The Ulster Farmers’ Union (UFU) is fully supporting the work to be undertaken by the Farming and Food Review Group, headed up by former National Farmers’ Union president Sir Peter Kendall.

Union president Victor Chestnutt views this development as an opportunity for Northern Ireland to play catch-up with the rest of the UK and the Republic of Ireland.

He told Agriland: “UFU has long recognised the need for strategic investment by government in Northern Ireland’s food processing sectors.

“Because this has not happened, the food sectors in the rest of the UK and Ireland have been at a competitive advantage.

“When we approached Northern Ireland’s farm and economy ministers, Edwin Poots and Diane Dodds, we were told that the investment we wanted could not be undertaken until some form of review into these matters had been carried out," he added.

“At that stage, it was agreed that Peter Kendall should be asked to head-up a review group, which would look at the entire functioning of the farming and food sectors in Northern Ireland.”

Report needs backing of Stormont Executive

Chestnutt wants a report that will be strong on recommendations and have the full backing of the Stormont Executive.

He explained: "It is eight years since we had the 'Going for Growth' strategy report.
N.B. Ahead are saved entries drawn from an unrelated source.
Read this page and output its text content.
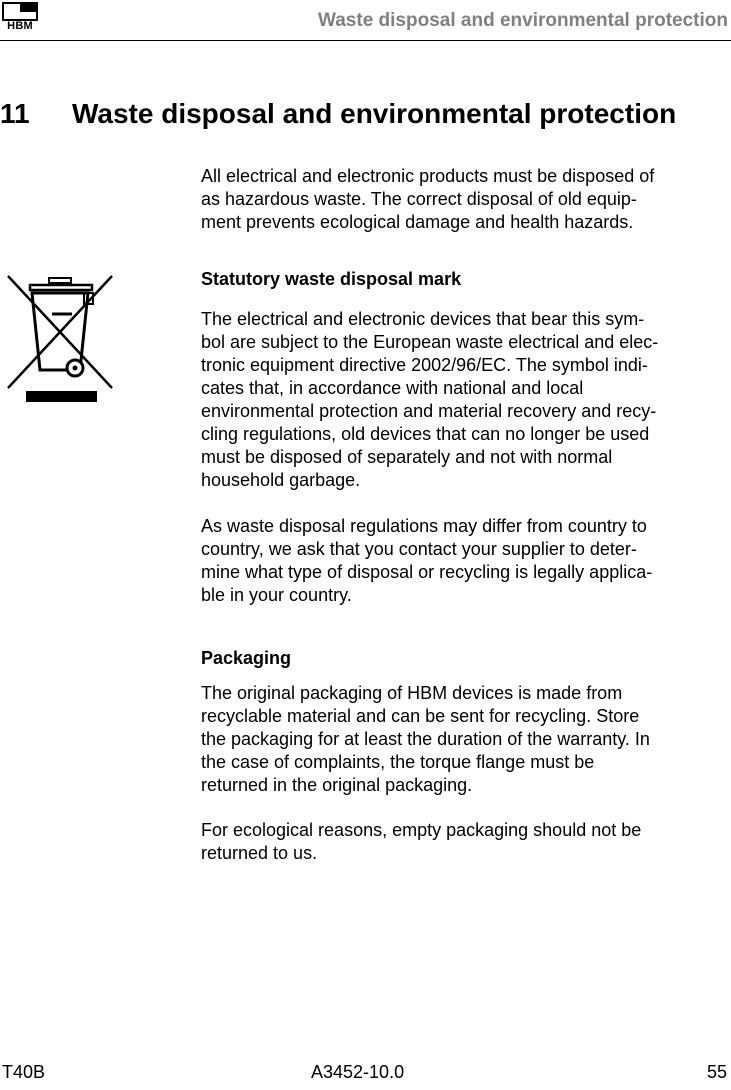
HBM	Waste disposal and environmental protection
11 Waste disposal and environmental protection

All electrical and electronic products must be disposed of
as hazardous waste. The correct disposal of old equip-
ment prevents ecological damage and health hazards.

Statutory waste disposal mark

The electrical and electronic devices that bear this sym-
bol are subject to the European waste electrical and elec-
tronic equipment directive 2002/96/EC. The symbol indi-
cates that, in accordance with national and local
environmental protection and material recovery and recy-
cling regulations, old devices that can no longer be used
must be disposed of separately and not with normal
household garbage.

As waste disposal regulations may differ from country to
country, we ask that you contact your supplier to deter-
mine what type of disposal or recycling is legally applica-
ble in your country.

Packaging

The original packaging of HBM devices is made from
recyclable material and can be sent for recycling. Store
the packaging for at least the duration of the warranty. In
the case of complaints, the torque flange must be
returned in the original packaging.

For ecological reasons, empty packaging should not be
returned to us.

T40B	A3452-10.0	55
A lot has happened in the intervening period. Brexit is now a reality, while farming and food is still learning to cope with the challenges posed by Covid-19.

“Essentially, we need Sir Peter Kendall’s team to come up with recommendations that can be quickly acted upon by Stormont.

“His report must not be allowed to gather dust."

According to Chestnutt, Northern Ireland’s processing sector is not in a position to deal with all of the food coming from local farms.

In turn, this is leading to lost opportunities when it comes to adding value on behalf of farmers.

UFU cooperation with review group

Chestntutt also believes that the final Kendall report will also come up with firm recommendations on how food produced in Northern Ireland can be marketed locally and on export markets.

“It will also look at the farm practices that are followed in Northern Ireland. Land tenure is a case in point," he said.

“Many have pointed to the downside of conacre leasing, which is widely practiced here. The question is - what is the most feasible alternative moving forward?

“I see the work of the Kendall group as a once-in-a-decade opportunity to put our farming and food sectors back on track.

“And, to this end, the UFU will be working closely with the review team," he concluded.